Good news, everyone!
Once upon a time, Unity promised to overhaul the way developers would build user interfaces in their Unity-powered games. This was roughly around the time man discovered fire*.
[* In non-snark time, it was about a year and a half ago]
At long last, Unity has shipped version 4.6 of its visual game development system — and with it, the long promised UI editor.
If you’re not a Unity user, here’s what you need to know: Unity is a super powerful game creation engine that allows developers to work in a WYSIWYG-style interface. Games built in Unity work on nearly any platform (iOS, Android, Windows, Mac, Linux, all the next-gen consoles, etc.) with minimal tweaking. You still need to know how to code to make things work the way you want, but the whole system is considerably more visual/drag-and-drop than the game engines of yesteryear.
Unlike most aspects of Unity, a seemingly (/deceptively) simple thing like making a settings screen or a pause menu was a painful task.
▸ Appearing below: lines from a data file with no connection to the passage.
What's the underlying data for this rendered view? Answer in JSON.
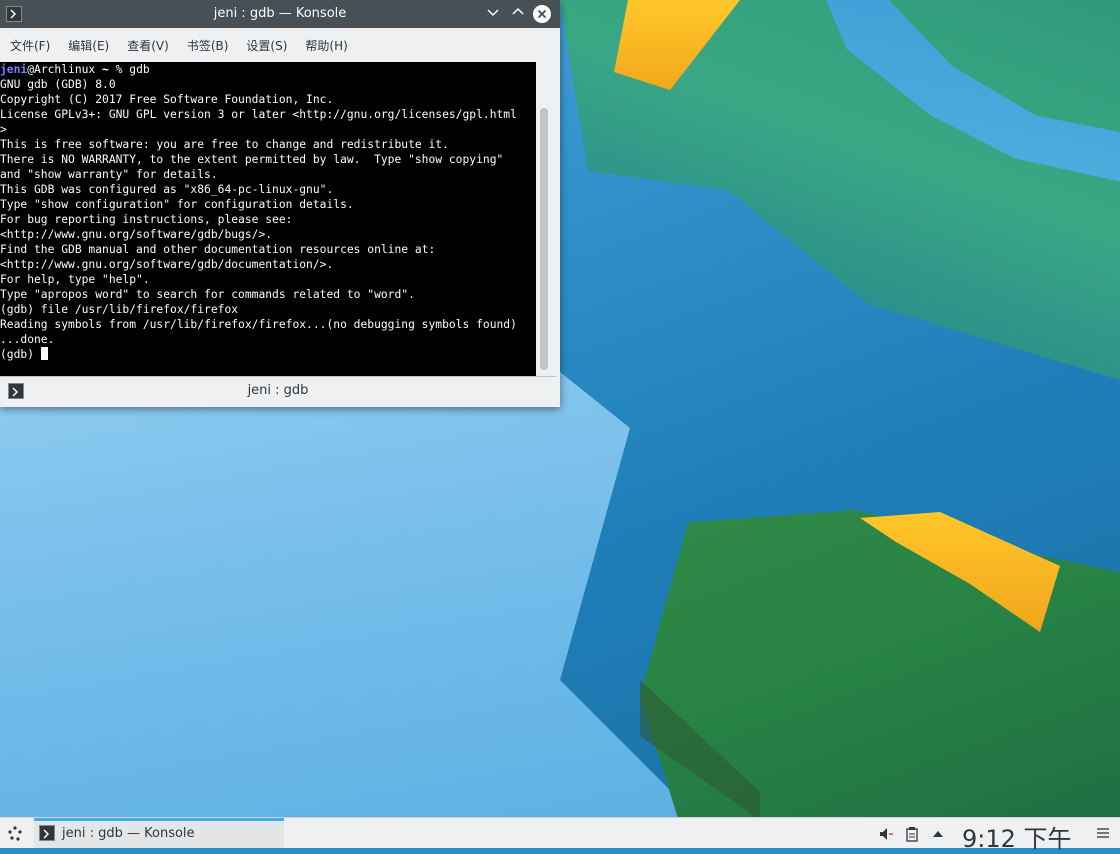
{
  "window": {
    "title": "jeni : gdb — Konsole",
    "controls": {
      "minimize": "⌄",
      "maximize": "⌃",
      "close": "✕"
    }
  },
  "menubar": {
    "items": [
      {
        "label": "文件(F)"
      },
      {
        "label": "编辑(E)"
      },
      {
        "label": "查看(V)"
      },
      {
        "label": "书签(B)"
      },
      {
        "label": "设置(S)"
      },
      {
        "label": "帮助(H)"
      }
    ]
  },
  "terminal": {
    "prompt_user": "jeni",
    "prompt_host": "@Archlinux ",
    "prompt_tilde": "~",
    "prompt_cmd": " % gdb",
    "lines": [
      "GNU gdb (GDB) 8.0",
      "Copyright (C) 2017 Free Software Foundation, Inc.",
      "License GPLv3+: GNU GPL version 3 or later <http://gnu.org/licenses/gpl.html",
      ">",
      "This is free software: you are free to change and redistribute it.",
      "There is NO WARRANTY, to the extent permitted by law.  Type \"show copying\"",
      "and \"show warranty\" for details.",
      "This GDB was configured as \"x86_64-pc-linux-gnu\".",
      "Type \"show configuration\" for configuration details.",
      "For bug reporting instructions, please see:",
      "<http://www.gnu.org/software/gdb/bugs/>.",
      "Find the GDB manual and other documentation resources online at:",
      "<http://www.gnu.org/software/gdb/documentation/>.",
      "For help, type \"help\".",
      "Type \"apropos word\" to search for commands related to \"word\".",
      "(gdb) file /usr/lib/firefox/firefox",
      "Reading symbols from /usr/lib/firefox/firefox...(no debugging symbols found)",
      "...done."
    ],
    "current_prompt": "(gdb) "
  },
  "tabbar": {
    "label": "jeni : gdb"
  },
  "panel": {
    "task_label": "jeni : gdb — Konsole",
    "clock": "9:12 下午",
    "colors": {
      "accent": "#3daee9"
    }
  }
}
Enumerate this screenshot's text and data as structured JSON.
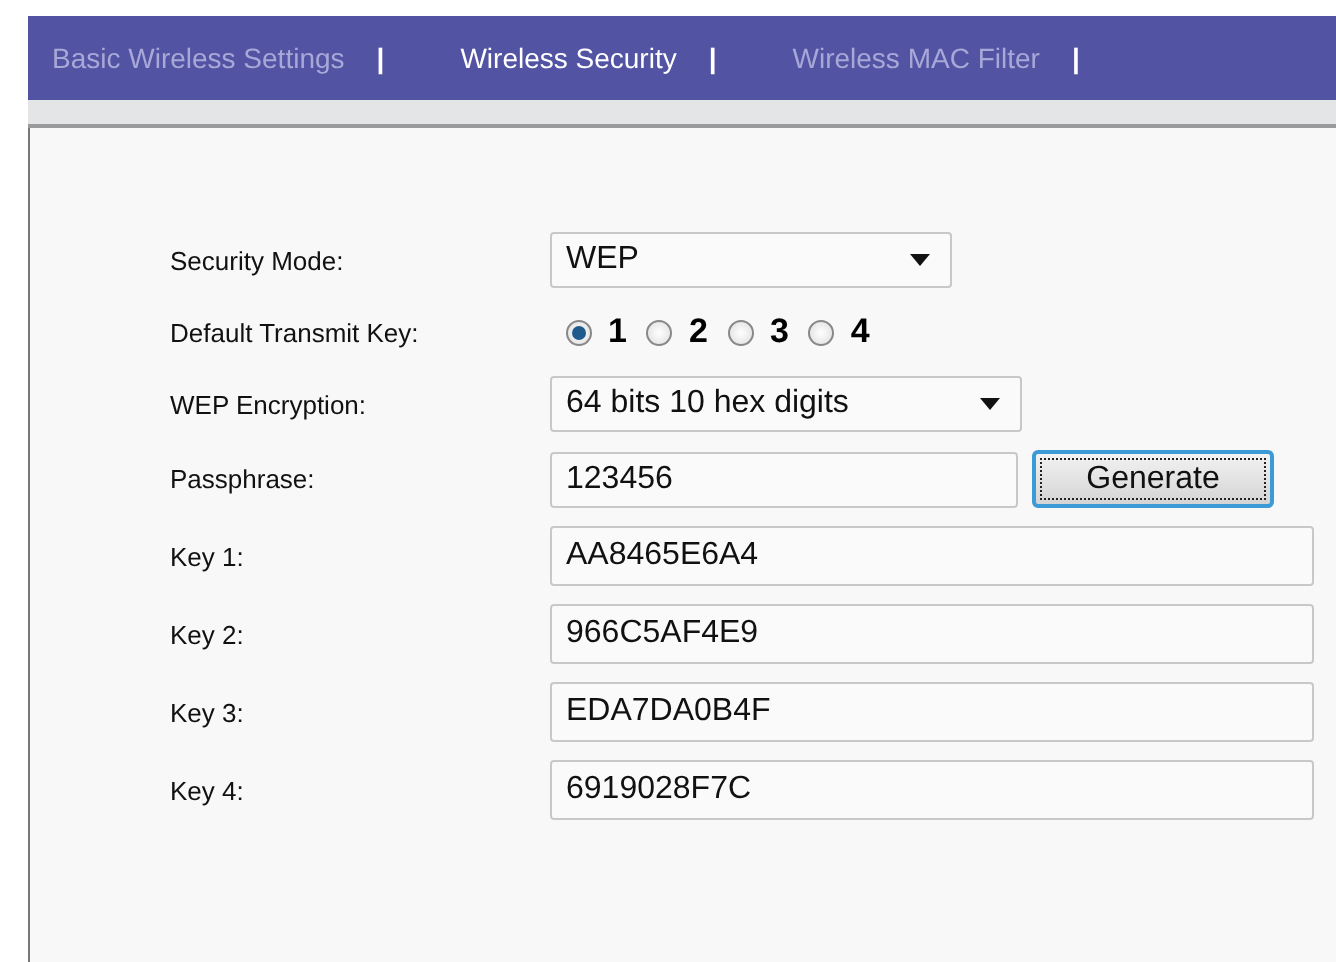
{
  "tabs": [
    {
      "label": "Basic Wireless Settings",
      "selected": false,
      "separator": "|"
    },
    {
      "label": "Wireless Security",
      "selected": true,
      "separator": "|"
    },
    {
      "label": "Wireless MAC Filter",
      "selected": false,
      "separator": "|"
    }
  ],
  "form": {
    "security_mode": {
      "label": "Security Mode:",
      "value": "WEP"
    },
    "transmit_key": {
      "label": "Default Transmit  Key:",
      "options": [
        {
          "label": "1",
          "selected": true
        },
        {
          "label": "2",
          "selected": false
        },
        {
          "label": "3",
          "selected": false
        },
        {
          "label": "4",
          "selected": false
        }
      ]
    },
    "encryption": {
      "label": "WEP Encryption:",
      "value": "64 bits 10 hex digits"
    },
    "passphrase": {
      "label": "Passphrase:",
      "value": "123456",
      "button": "Generate"
    },
    "keys": [
      {
        "label": "Key 1:",
        "value": "AA8465E6A4"
      },
      {
        "label": "Key 2:",
        "value": "966C5AF4E9"
      },
      {
        "label": "Key 3:",
        "value": "EDA7DA0B4F"
      },
      {
        "label": "Key 4:",
        "value": "6919028F7C"
      }
    ]
  }
}
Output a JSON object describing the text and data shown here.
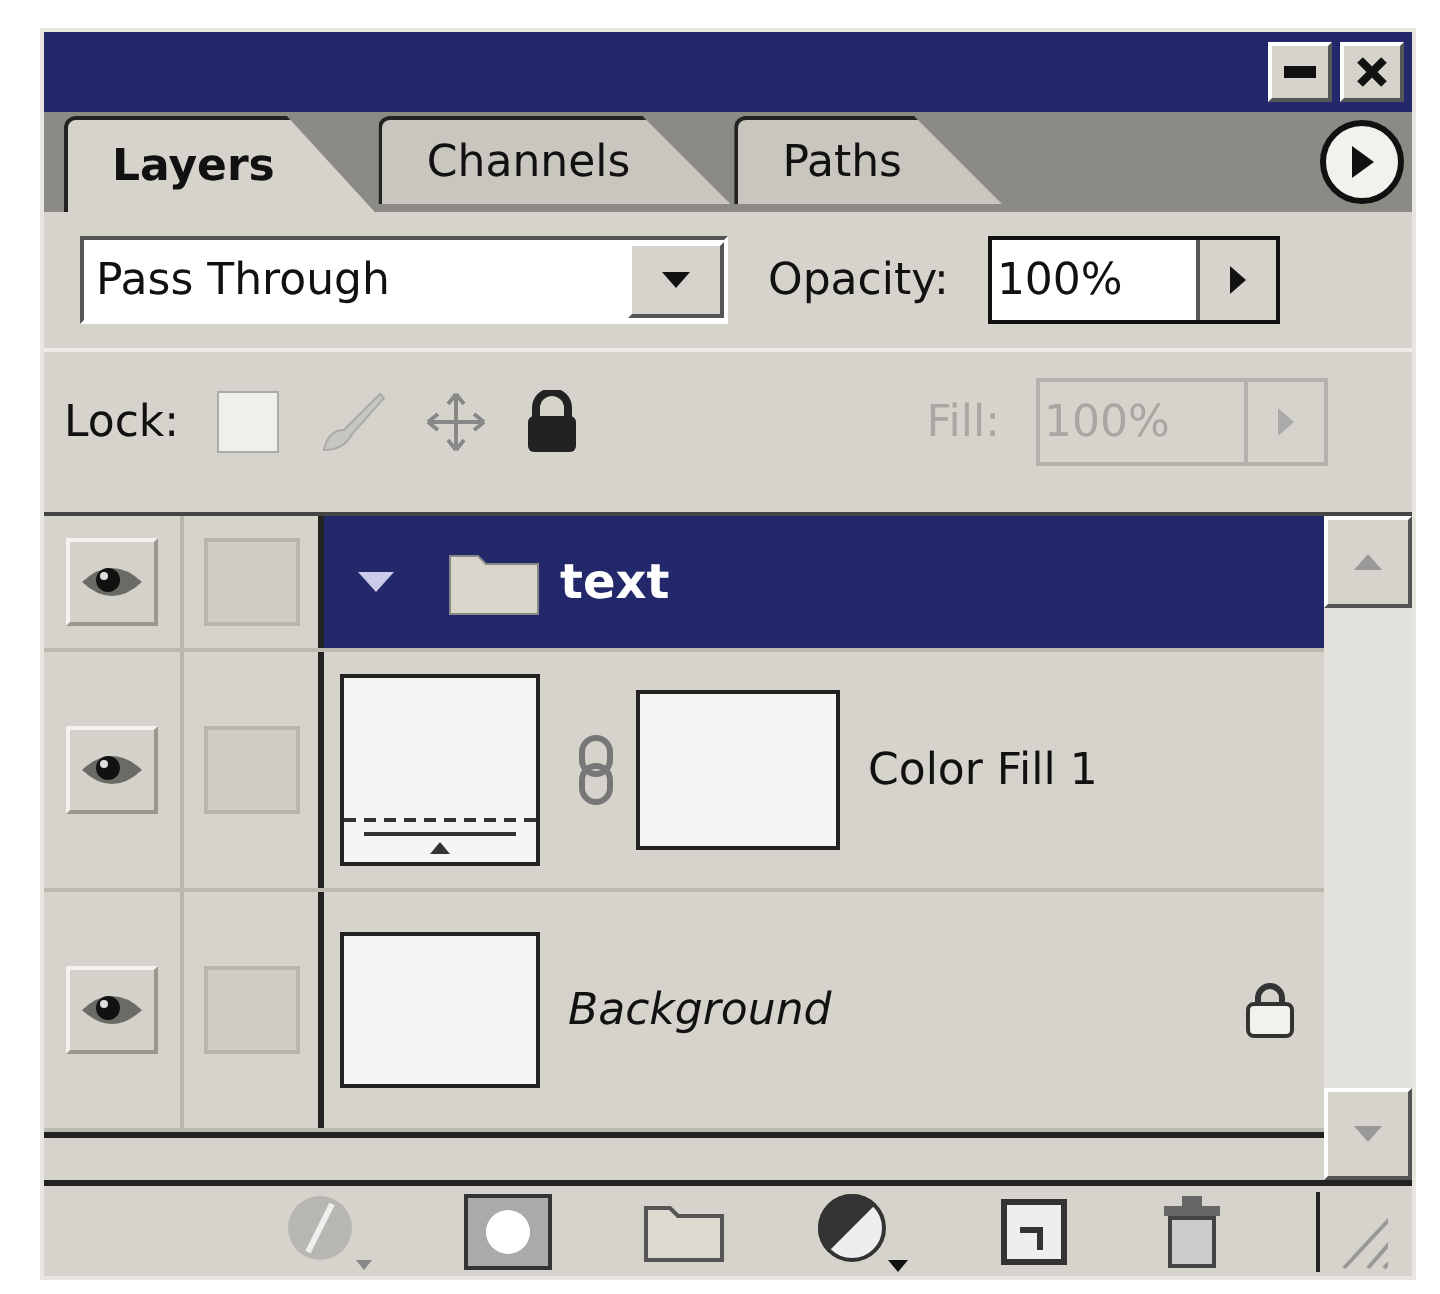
{
  "tabs": [
    {
      "label": "Layers",
      "selected": true
    },
    {
      "label": "Channels",
      "selected": false
    },
    {
      "label": "Paths",
      "selected": false
    }
  ],
  "blend_mode": {
    "value": "Pass Through"
  },
  "opacity": {
    "label": "Opacity:",
    "value": "100%"
  },
  "lock": {
    "label": "Lock:"
  },
  "fill": {
    "label": "Fill:",
    "value": "100%",
    "disabled": true
  },
  "layers": [
    {
      "kind": "group",
      "name": "text",
      "selected": true,
      "visible": true,
      "expanded": true,
      "locked": false
    },
    {
      "kind": "fill",
      "name": "Color Fill 1",
      "selected": false,
      "visible": true,
      "locked": false
    },
    {
      "kind": "background",
      "name": "Background",
      "selected": false,
      "visible": true,
      "locked": true
    }
  ]
}
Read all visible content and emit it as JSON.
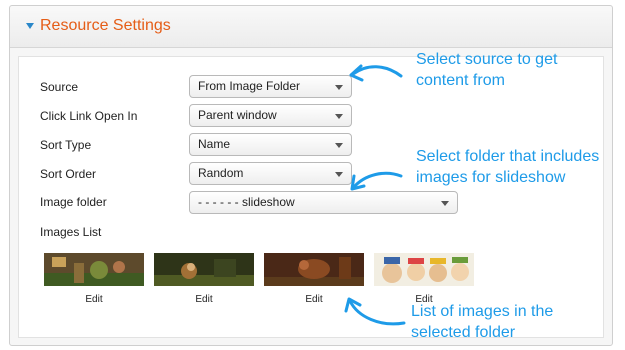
{
  "panel": {
    "title": "Resource Settings"
  },
  "form": {
    "fields": [
      {
        "label": "Source",
        "value": "From Image Folder"
      },
      {
        "label": "Click Link Open In",
        "value": "Parent window"
      },
      {
        "label": "Sort Type",
        "value": "Name"
      },
      {
        "label": "Sort Order",
        "value": "Random"
      },
      {
        "label": "Image folder",
        "value": "- - - - - - slideshow"
      }
    ],
    "images_list_label": "Images List",
    "images": [
      {
        "edit_label": "Edit"
      },
      {
        "edit_label": "Edit"
      },
      {
        "edit_label": "Edit"
      },
      {
        "edit_label": "Edit"
      }
    ]
  },
  "annotations": {
    "source": "Select source to get\ncontent from",
    "folder": "Select folder that includes\nimages for slideshow",
    "list": "List of images in the\nselected folder"
  },
  "colors": {
    "title": "#e55d17",
    "annotation": "#1e9be8",
    "caret": "#2a87c9"
  }
}
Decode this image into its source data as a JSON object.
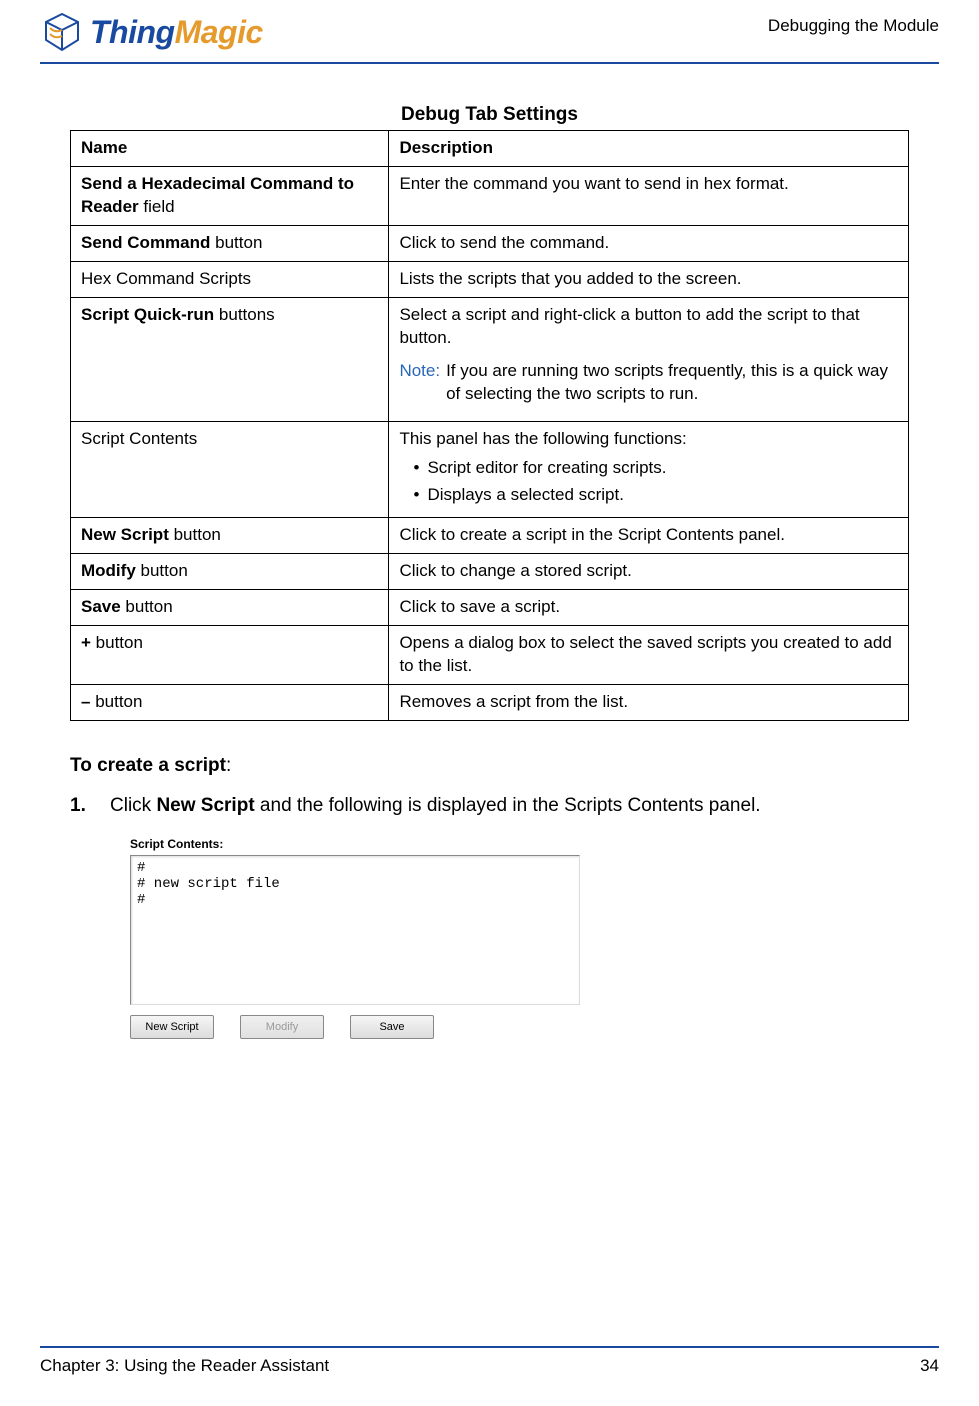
{
  "header": {
    "logo_brand": "Thing",
    "logo_accent": "Magic",
    "running_title": "Debugging the Module"
  },
  "table": {
    "title": "Debug Tab Settings",
    "col_name": "Name",
    "col_desc": "Description",
    "rows": [
      {
        "name_bold": "Send a Hexadecimal Command to Reader",
        "name_plain": " field",
        "desc": "Enter the command you want to send in hex format."
      },
      {
        "name_bold": "Send Command",
        "name_plain": " button",
        "desc": "Click to send the command."
      },
      {
        "name_bold": "",
        "name_plain": "Hex Command Scripts",
        "desc": "Lists the scripts that you added to the screen."
      },
      {
        "name_bold": "Script Quick-run",
        "name_plain": " buttons",
        "desc": "Select a script and right-click a button to add the script to that button.",
        "note_label": "Note:",
        "note_body": "If you are running two scripts frequently, this is a quick way of selecting the two scripts to run."
      },
      {
        "name_bold": "",
        "name_plain": "Script Contents",
        "desc": "This panel has the following functions:",
        "bullets": [
          "Script editor for creating scripts.",
          "Displays a selected script."
        ]
      },
      {
        "name_bold": "New Script",
        "name_plain": " button",
        "desc": "Click to create a script in the Script Contents panel."
      },
      {
        "name_bold": "Modify",
        "name_plain": " button",
        "desc": "Click to change a stored script."
      },
      {
        "name_bold": "Save",
        "name_plain": " button",
        "desc": "Click to save a script."
      },
      {
        "name_bold": "+",
        "name_plain": " button",
        "desc": "Opens a dialog box to select the saved scripts you created to add to the list."
      },
      {
        "name_bold": "–",
        "name_plain": " button",
        "desc": "Removes a script from the list."
      }
    ]
  },
  "section": {
    "heading_bold": "To create a script",
    "heading_trail": ":",
    "step_num": "1.",
    "step_pre": "Click ",
    "step_bold": "New Script",
    "step_post": " and the following is displayed in the Scripts Contents panel."
  },
  "screenshot": {
    "label": "Script Contents:",
    "text": "#\n# new script file\n#",
    "btn_new": "New Script",
    "btn_modify": "Modify",
    "btn_save": "Save"
  },
  "footer": {
    "chapter": "Chapter 3: Using the Reader Assistant",
    "page": "34"
  }
}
Until now, Unity developers had two main choices for building in-game interfaces:
- Use Unity’s UI scripting language, which, while functional, was pretty darn kludgey. There was lots of manual scripting involved, particularly for handling things like placement and resizing for different display resolutions.
- Use a third-party UI creation tool, such as the $95 NGUI extension. Unity actually hired the two creators behind NGUI to help with this new official UI tool, though one left after a few months
(Update: Edited to clarify/correct point two.)
With today’s release, however, UI creation gets the support it deserves. Interfaces are designed right within the game editor itself, and “smart anchoring” and smooth resizing systems keep everything where it should be regardless of screen resolution. Unity’s fantastic animation system has been integrated into the UI workflow, allowing for things like bouncing buttons or things that fly into view. Meanwhile, the whole thing has been built with performance in mind, and to work across any platform that Unity supports.
On a slightly less exciting (but still good!) note, Unity 4.6 is also the first to support x86 processors for Android. That means you can now build Unity games for devices like Google’s own Nexus Player.
This update is a free one for all Unity 4.x users, though it’s said that it’s the last major update before Unity ships version 5.0.